Plus, the newest stadium in the bigs, the Atlanta Braves’ SunTrust Park is fully rendered in 4K glory, along with the other 29 current parks, and eleven classic out-of-use parks. The players’ faces, body language, motions for their swings, throws, and catches, and even their celebrations for homers and victories is the most realistic yet seen in a sports video game.

Still, this isn’t just a technical marvel. The game provides plenty of modes to keep the casual player amazed and the hardcore player entertained. There’s the return of the traditional modes like Exhibition, Season, Playoff, and Franchise, where you take the ownership of any major league team, and Diamond Dynasty, where you can play against other players online for better players to stack your own dream team.

MLB 17 The Show

Then there’s its signature Road to the Show, where you control one player’s career on his quest to become one of the greats in the game, in this version with even more in depth in choice on how his story will play out both on and off the field.
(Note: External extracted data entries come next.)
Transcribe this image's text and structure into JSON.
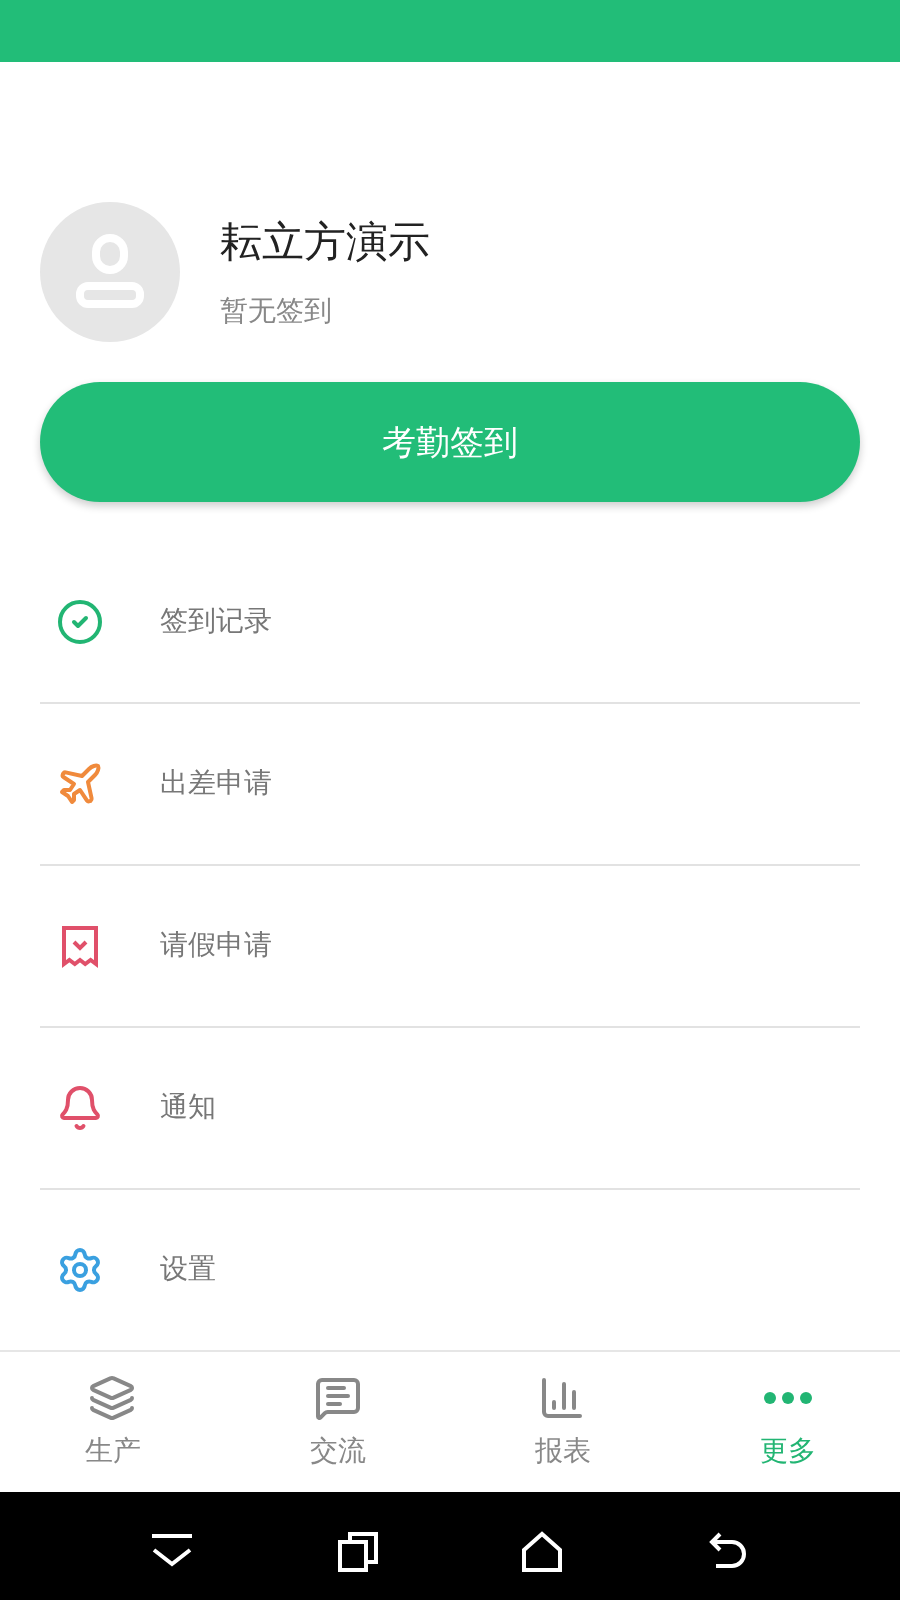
{
  "profile": {
    "name": "耘立方演示",
    "status": "暂无签到"
  },
  "checkin_button": "考勤签到",
  "menu": [
    {
      "kind": "check",
      "label": "签到记录",
      "color": "#22b573"
    },
    {
      "kind": "plane",
      "label": "出差申请",
      "color": "#f08a3c"
    },
    {
      "kind": "receipt",
      "label": "请假申请",
      "color": "#e0506a"
    },
    {
      "kind": "bell",
      "label": "通知",
      "color": "#e0506a"
    },
    {
      "kind": "gear",
      "label": "设置",
      "color": "#3aa0e0"
    }
  ],
  "tabs": [
    {
      "kind": "layers",
      "label": "生产",
      "selected": false
    },
    {
      "kind": "chat",
      "label": "交流",
      "selected": false
    },
    {
      "kind": "chart",
      "label": "报表",
      "selected": false
    },
    {
      "kind": "more",
      "label": "更多",
      "selected": true
    }
  ]
}
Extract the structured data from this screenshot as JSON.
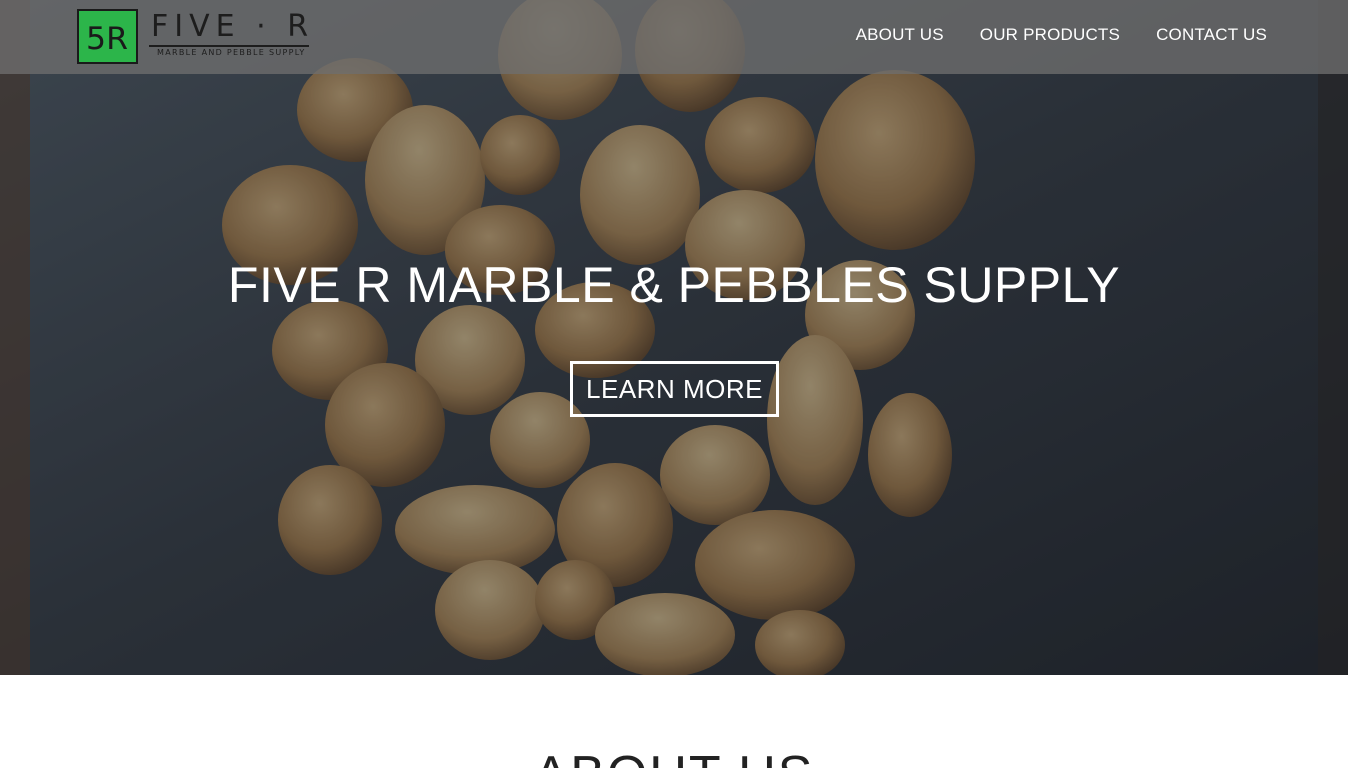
{
  "brand": {
    "monogram": "5R",
    "wordmark": "FIVE · R",
    "tagline": "MARBLE AND PEBBLE SUPPLY",
    "accent_color": "#2cb54a"
  },
  "nav": {
    "items": [
      {
        "label": "ABOUT US"
      },
      {
        "label": "OUR PRODUCTS"
      },
      {
        "label": "CONTACT US"
      }
    ]
  },
  "hero": {
    "title": "FIVE R MARBLE & PEBBLES SUPPLY",
    "cta_label": "LEARN MORE",
    "background_image": "pebbles-photo"
  },
  "about": {
    "heading": "ABOUT US"
  }
}
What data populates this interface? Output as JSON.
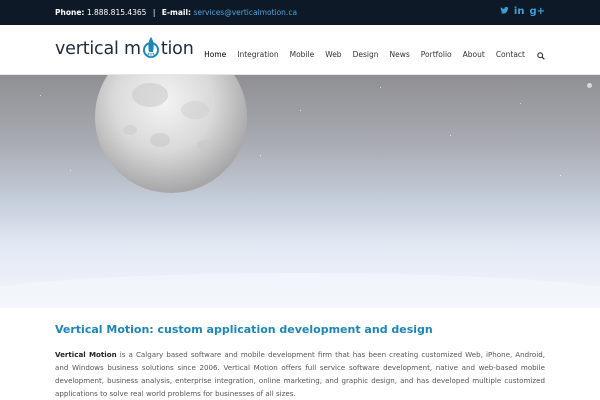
{
  "topbar": {
    "phone_label": "Phone:",
    "phone_value": "1.888.815.4365",
    "separator": "|",
    "email_label": "E-mail:",
    "email_value": "services@verticalmotion.ca",
    "social_icons": [
      "twitter-icon",
      "linkedin-icon",
      "google-plus-icon"
    ],
    "social_glyphs": {
      "twitter": "🐦",
      "linkedin": "in",
      "google": "g+"
    }
  },
  "header": {
    "logo_text_1": "vertical m",
    "logo_text_2": "tion",
    "nav": [
      "Home",
      "Integration",
      "Mobile",
      "Web",
      "Design",
      "News",
      "Portfolio",
      "About",
      "Contact"
    ],
    "active_nav": "Home"
  },
  "colors": {
    "topbar_bg": "#0e1927",
    "accent": "#1b86b8",
    "link": "#4aa3d8"
  },
  "main": {
    "heading": "Vertical Motion: custom application development and design",
    "intro_bold": "Vertical Motion",
    "intro_text": " is a Calgary based software and mobile development firm that has been creating customized Web, iPhone, Android, and Windows business solutions since 2006. Vertical Motion offers full service software development, native and web-based mobile development, business analysis, enterprise integration, online marketing, and graphic design, and has developed multiple customized applications to solve real world problems for businesses of all sizes."
  }
}
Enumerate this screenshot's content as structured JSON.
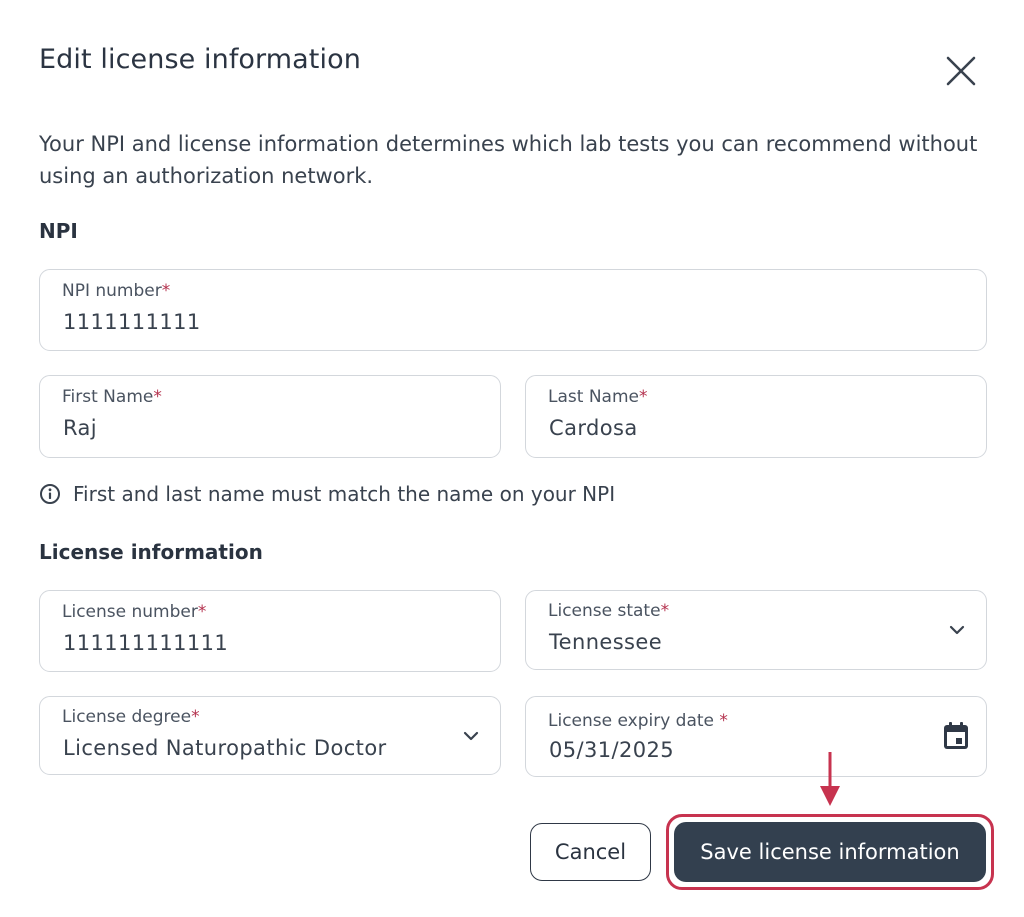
{
  "dialog": {
    "title": "Edit license information",
    "intro": "Your NPI and license information determines which lab tests you can recommend without using an authorization network."
  },
  "npi_section": {
    "heading": "NPI",
    "npi_number": {
      "label": "NPI number",
      "required": "*",
      "value": "1111111111"
    },
    "first_name": {
      "label": "First Name",
      "required": "*",
      "value": "Raj"
    },
    "last_name": {
      "label": "Last Name",
      "required": "*",
      "value": "Cardosa"
    },
    "hint": "First and last name must match the name on your NPI"
  },
  "license_section": {
    "heading": "License information",
    "license_number": {
      "label": "License number",
      "required": "*",
      "value": "111111111111"
    },
    "license_state": {
      "label": "License state",
      "required": "*",
      "value": "Tennessee"
    },
    "license_degree": {
      "label": "License degree",
      "required": "*",
      "value": "Licensed Naturopathic Doctor"
    },
    "license_expiry": {
      "label": "License expiry date ",
      "required": "*",
      "value": "05/31/2025"
    }
  },
  "actions": {
    "cancel_label": "Cancel",
    "save_label": "Save license information"
  },
  "icons": {
    "close": "close-icon",
    "info": "info-icon",
    "chevron": "chevron-down-icon",
    "calendar": "calendar-icon",
    "arrow": "arrow-down-icon"
  },
  "colors": {
    "primary_button": "#33404f",
    "required_asterisk": "#b4324e",
    "highlight": "#c7334f"
  }
}
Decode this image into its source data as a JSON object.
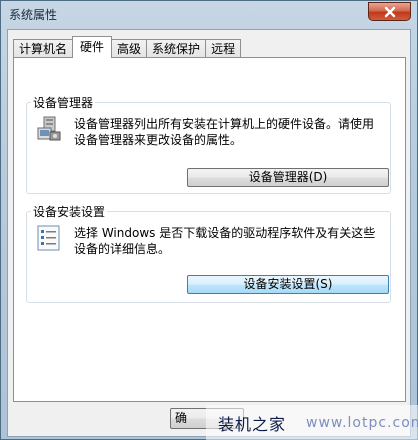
{
  "window": {
    "title": "系统属性"
  },
  "tabs": [
    {
      "label": "计算机名",
      "active": false
    },
    {
      "label": "硬件",
      "active": true
    },
    {
      "label": "高级",
      "active": false
    },
    {
      "label": "系统保护",
      "active": false
    },
    {
      "label": "远程",
      "active": false
    }
  ],
  "device_manager": {
    "heading": "设备管理器",
    "description": "设备管理器列出所有安装在计算机上的硬件设备。请使用设备管理器来更改设备的属性。",
    "button_label": "设备管理器(D)",
    "icon": "device-manager-icon"
  },
  "device_install": {
    "heading": "设备安装设置",
    "description": "选择 Windows 是否下载设备的驱动程序软件及有关这些设备的详细信息。",
    "button_label": "设备安装设置(S)",
    "icon": "checklist-icon"
  },
  "footer": {
    "ok_label": "确"
  },
  "watermark": {
    "text": "装机之家",
    "url": "www.lotpc.com"
  },
  "colors": {
    "close_button": "#c0391c",
    "accent": "#3c7fb1"
  }
}
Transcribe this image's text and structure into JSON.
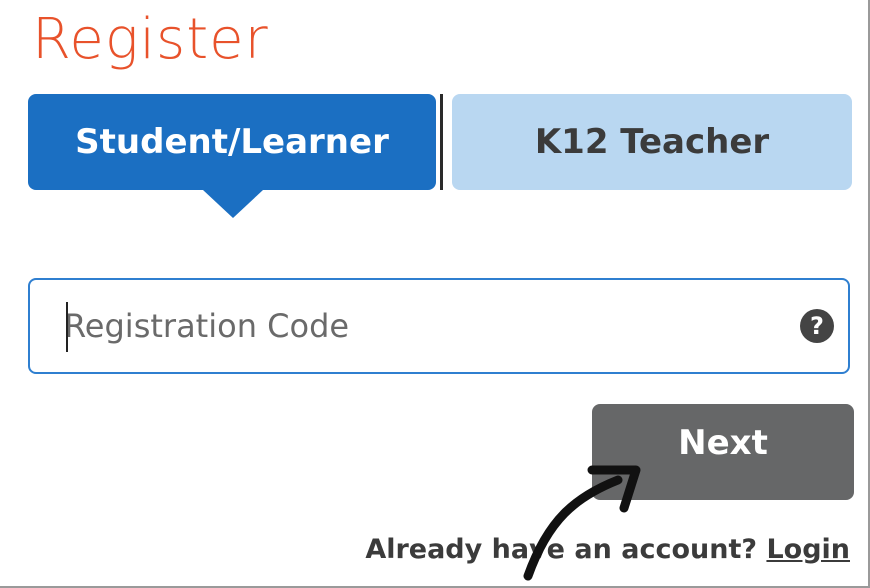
{
  "page": {
    "title": "Register",
    "accent_color": "#e8522b"
  },
  "tabs": [
    {
      "label": "Student/Learner",
      "selected": true,
      "color": "#1b6fc2"
    },
    {
      "label": "K12 Teacher",
      "selected": false,
      "color": "#b9d7f1"
    }
  ],
  "registration": {
    "placeholder": "Registration Code",
    "value": "",
    "help_icon": "question-circle-icon",
    "help_glyph": "?"
  },
  "actions": {
    "next_label": "Next",
    "next_color": "#666768"
  },
  "footer": {
    "prompt": "Already have an account? ",
    "login_label": "Login"
  },
  "annotation": {
    "icon": "curved-arrow-icon"
  }
}
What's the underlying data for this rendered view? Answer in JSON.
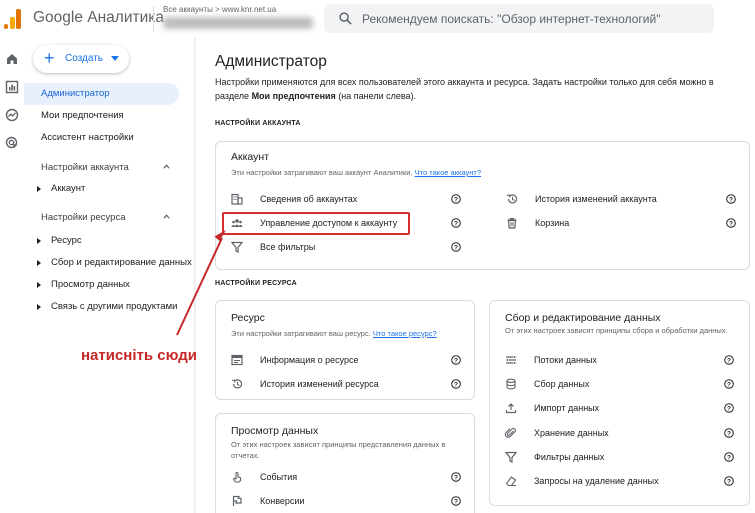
{
  "header": {
    "app_title": "Google Аналитика",
    "accounts_line": "Все аккаунты > www.knr.net.ua",
    "search_placeholder": "Рекомендуем поискать: \"Обзор интернет-технологий\""
  },
  "sidebar": {
    "create_label": "Создать",
    "top_items": [
      "Администратор",
      "Мои предпочтения",
      "Ассистент настройки"
    ],
    "account_section": "Настройки аккаунта",
    "account_items": [
      "Аккаунт"
    ],
    "property_section": "Настройки ресурса",
    "property_items": [
      "Ресурс",
      "Сбор и редактирование данных",
      "Просмотр данных",
      "Связь с другими продуктами"
    ]
  },
  "main": {
    "title": "Администратор",
    "intro_text": "Настройки применяются для всех пользователей этого аккаунта и ресурса. Задать настройки только для себя можно в разделе ",
    "intro_bold": "Мои предпочтения",
    "intro_tail": " (на панели слева).",
    "account_settings_label": "НАСТРОЙКИ АККАУНТА",
    "property_settings_label": "НАСТРОЙКИ РЕСУРСА",
    "account_card": {
      "title": "Аккаунт",
      "subtitle": "Эти настройки затрагивают ваш аккаунт Аналитики.",
      "link": "Что такое аккаунт?",
      "left_items": [
        "Сведения об аккаунтах",
        "Управление доступом к аккаунту",
        "Все фильтры"
      ],
      "right_items": [
        "История изменений аккаунта",
        "Корзина"
      ]
    },
    "resource_card": {
      "title": "Ресурс",
      "subtitle": "Эти настройки затрагивают ваш ресурс.",
      "link": "Что такое ресурс?",
      "items": [
        "Информация о ресурсе",
        "История изменений ресурса"
      ]
    },
    "view_card": {
      "title": "Просмотр данных",
      "subtitle": "От этих настроек зависят принципы представления данных в отчетах.",
      "items": [
        "События",
        "Конверсии"
      ]
    },
    "collect_card": {
      "title": "Сбор и редактирование данных",
      "subtitle": "От этих настроек зависят принципы сбора и обработки данных.",
      "items": [
        "Потоки данных",
        "Сбор данных",
        "Импорт данных",
        "Хранение данных",
        "Фильтры данных",
        "Запросы на удаление данных"
      ]
    }
  },
  "annotation": {
    "text": "натисніть сюди",
    "color": "#c62828"
  },
  "colors": {
    "accent": "#1a73e8",
    "highlight": "#d32f2f"
  }
}
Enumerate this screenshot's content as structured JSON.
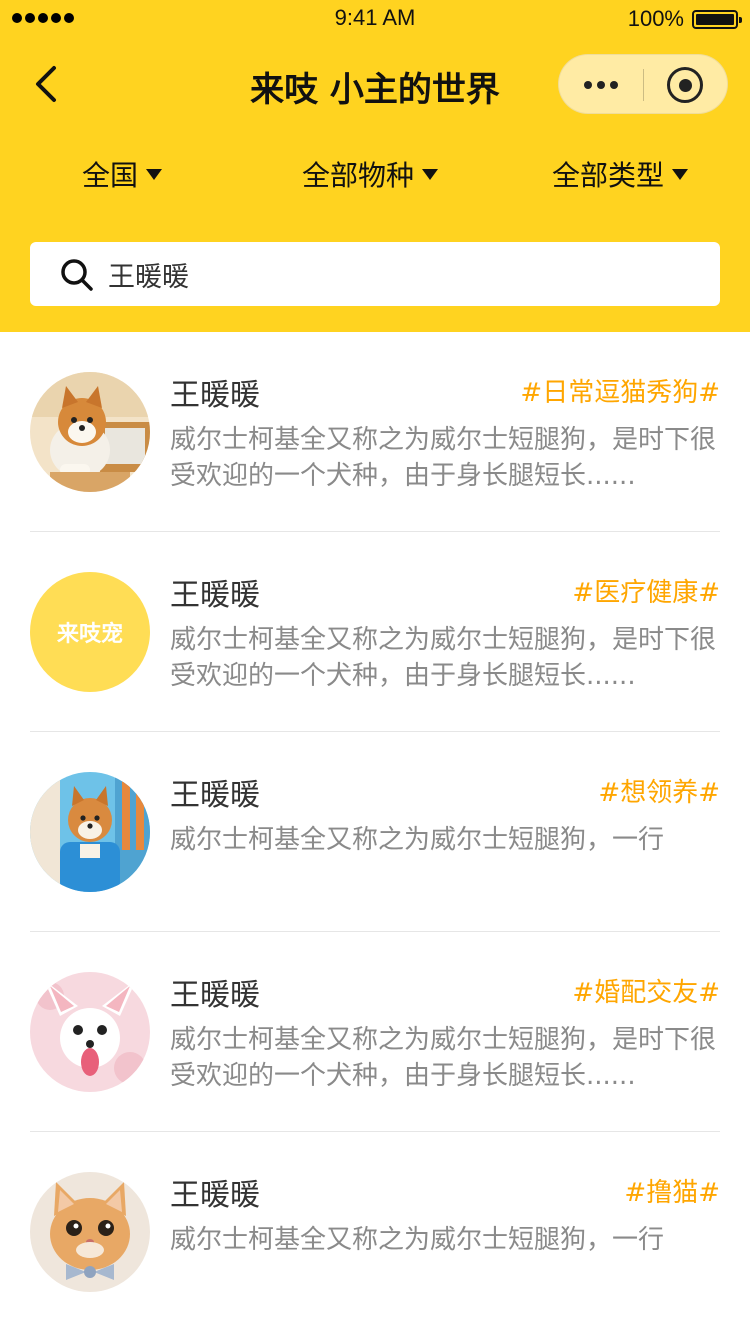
{
  "status_bar": {
    "time": "9:41 AM",
    "battery": "100%"
  },
  "nav": {
    "title": "来吱 小主的世界"
  },
  "filters": [
    {
      "label": "全国"
    },
    {
      "label": "全部物种"
    },
    {
      "label": "全部类型"
    }
  ],
  "search": {
    "value": "王暖暖"
  },
  "colors": {
    "brand_yellow": "#FFD320",
    "tag_orange": "#FFA600",
    "description_gray": "#8A8A8A"
  },
  "posts": [
    {
      "avatar": "shiba-puppy-photo",
      "name": "王暖暖",
      "tag": "#日常逗猫秀狗#",
      "description": "威尔士柯基全又称之为威尔士短腿狗，是时下很受欢迎的一个犬种，由于身长腿短长......"
    },
    {
      "avatar": "brand-logo",
      "avatar_text": "来吱宠",
      "name": "王暖暖",
      "tag": "#医疗健康#",
      "description": "威尔士柯基全又称之为威尔士短腿狗，是时下很受欢迎的一个犬种，由于身长腿短长......"
    },
    {
      "avatar": "shiba-blue-shirt-photo",
      "name": "王暖暖",
      "tag": "#想领养#",
      "description": "威尔士柯基全又称之为威尔士短腿狗，一行"
    },
    {
      "avatar": "chihuahua-photo",
      "name": "王暖暖",
      "tag": "#婚配交友#",
      "description": "威尔士柯基全又称之为威尔士短腿狗，是时下很受欢迎的一个犬种，由于身长腿短长......"
    },
    {
      "avatar": "orange-cat-bowtie-photo",
      "name": "王暖暖",
      "tag": "#撸猫#",
      "description": "威尔士柯基全又称之为威尔士短腿狗，一行"
    }
  ]
}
And then, new to this installment, great for more casual players, is the fantastic Retro Mode, which replicates and pays tribute to the more simple baseball video games of the old days, such as ‘RBI Baseball’ for the NES, and ‘Ken Griffey Jr Presents’ for the Super Nintendo. Speaking of which, Junior himself provides occasional commentary to the games and is the cover athlete for this edition.

All in all, there’s no substitute for watching or playing the real sport. But if you want to get unbelievably close to that, there’s this. Fantastic graphics, smooth presentation, fun gameplay and a multitude of options make this a no brainer purchase for any baseball fan.